Editor’s Note: This case is similar to Rauenhorst v. Comm., 119 T.C.157 (2002). It restates the position of the Tax Court in Rauenhorst that there is no recognition of the capital gain unless it has ripened. If there is no binding obligation to redeem and it is clear that under state law title has been transferred, the bypass of capital gain will be permitted.
Conservation Easement Case Settlement
In IR–2020–196, the IRS announced the first settlement under its new offer to resolve conservation easement syndicated partnership cases. The IRS noted it has sent letters to “dozens of partnerships” that were involved in syndicated conservation easements.
IRS Chief Counsel Mike Desmond stated, “We are seeing movement on these settlements. Given the potential for significant penalties, we anticipate more taxpayers will take similar actions and ultimately accept these offers, and we encourage them to do so.”
The IRS has approximately 80 syndicated partnership conservation easement cases in process. This is part of “vigorous efforts to combat abuse in this area.”
There are multiple requirements for settlement with the IRS of a disputed conservation easement charitable deduction. All partners must agree to settle. The partnership must pay the tax, penalties and interest. There will be a penalty for the partners of at least 10% and a penalty for the promoter of 40%.
A syndicated partnership, Coal Property Holdings, was attempting to deduct $155 million for a conservation easement placed on a 3,700 acre tract of land in Tennessee. In Coal Property Holdings v. Comm., 153 T.C. 126, the Tax Court ruled the conservation easement deed failed the “judicial extinguishment” provisions under Reg. 1.170A–14(g)(6).
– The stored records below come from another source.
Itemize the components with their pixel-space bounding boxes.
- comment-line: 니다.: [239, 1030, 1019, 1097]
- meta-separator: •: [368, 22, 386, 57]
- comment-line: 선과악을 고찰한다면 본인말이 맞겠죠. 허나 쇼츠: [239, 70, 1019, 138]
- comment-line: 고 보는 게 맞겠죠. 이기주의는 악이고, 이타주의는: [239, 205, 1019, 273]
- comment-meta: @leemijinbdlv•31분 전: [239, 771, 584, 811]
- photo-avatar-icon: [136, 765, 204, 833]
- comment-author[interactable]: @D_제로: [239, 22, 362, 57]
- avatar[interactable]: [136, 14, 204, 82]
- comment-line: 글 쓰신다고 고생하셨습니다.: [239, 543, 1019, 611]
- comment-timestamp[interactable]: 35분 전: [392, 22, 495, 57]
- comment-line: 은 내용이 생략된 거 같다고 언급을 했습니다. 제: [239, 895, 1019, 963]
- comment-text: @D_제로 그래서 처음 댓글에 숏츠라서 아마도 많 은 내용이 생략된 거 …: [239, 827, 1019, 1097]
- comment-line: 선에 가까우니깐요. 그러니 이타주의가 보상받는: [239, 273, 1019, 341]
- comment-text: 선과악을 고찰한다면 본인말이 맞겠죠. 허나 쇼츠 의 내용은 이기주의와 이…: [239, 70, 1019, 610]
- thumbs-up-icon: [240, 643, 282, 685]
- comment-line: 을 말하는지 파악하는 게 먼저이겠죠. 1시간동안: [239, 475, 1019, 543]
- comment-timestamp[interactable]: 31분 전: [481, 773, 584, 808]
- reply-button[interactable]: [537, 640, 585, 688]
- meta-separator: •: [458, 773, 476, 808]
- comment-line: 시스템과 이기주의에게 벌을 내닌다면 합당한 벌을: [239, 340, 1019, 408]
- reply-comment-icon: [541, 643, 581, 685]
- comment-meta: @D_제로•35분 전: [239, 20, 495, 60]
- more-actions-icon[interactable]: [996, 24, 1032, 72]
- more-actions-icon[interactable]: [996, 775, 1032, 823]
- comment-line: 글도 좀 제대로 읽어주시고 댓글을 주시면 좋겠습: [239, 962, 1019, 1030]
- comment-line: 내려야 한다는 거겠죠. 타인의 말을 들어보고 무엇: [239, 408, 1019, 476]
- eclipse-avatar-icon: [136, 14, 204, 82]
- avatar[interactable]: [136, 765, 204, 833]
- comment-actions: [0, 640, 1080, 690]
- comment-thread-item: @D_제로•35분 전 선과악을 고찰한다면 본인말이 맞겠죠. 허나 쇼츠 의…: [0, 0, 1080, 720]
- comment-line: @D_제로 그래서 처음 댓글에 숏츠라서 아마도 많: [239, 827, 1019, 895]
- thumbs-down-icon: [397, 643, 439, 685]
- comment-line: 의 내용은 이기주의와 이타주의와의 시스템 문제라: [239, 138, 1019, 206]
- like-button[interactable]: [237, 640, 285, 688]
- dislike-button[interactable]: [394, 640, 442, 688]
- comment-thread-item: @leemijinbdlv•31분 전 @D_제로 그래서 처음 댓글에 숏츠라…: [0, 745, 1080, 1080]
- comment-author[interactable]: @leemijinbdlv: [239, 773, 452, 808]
The settlement required the partnership to pay all taxes, penalties and interest. Partners were permitted to deduct the cost of investing in the transaction and assessed a 10% penalty. The promoter was assessed a 40% penalty.
IRS Commissioner Chuck Rettig stated, “The IRS is pleased that the partnership in the Coal Property transaction has agreed to the settlement, and we encourage other participants in qualifying easement cases to accept the terms of the Chief Counsel’s initiative.”
Attorney Christopher Rizek represented Coal Property and commented, “In light of the significance of the Court’s ruling on the perpetuity issue, our client decided to take advantage of an assured penalty reduction in the IRS initiative and settle this matter under the IRS’s terms, and it is pleased that this case is resolved.”
Applicable Federal Rate of 0.4% for September — Rev. Rul. 2020-16; 2020-37 IRB 1 (17 August 2020)
The IRS has announced the Applicable Federal Rate (AFR) for September of 2020. The AFR under Section 7520 for the month of September is 0.4%. The rates for August of 0.4% or July of 0.6% also may be used. The highest AFR is beneficial for charitable deductions of remainder interests. The lowest AFR is best for lead trusts and life estate reserved agreements. With a gift annuity, if the annuitant desires greater tax-free payments the lowest AFR is preferable. During 2020, pooled income funds in existence less than three tax years must use a 2.2% deemed rate of return.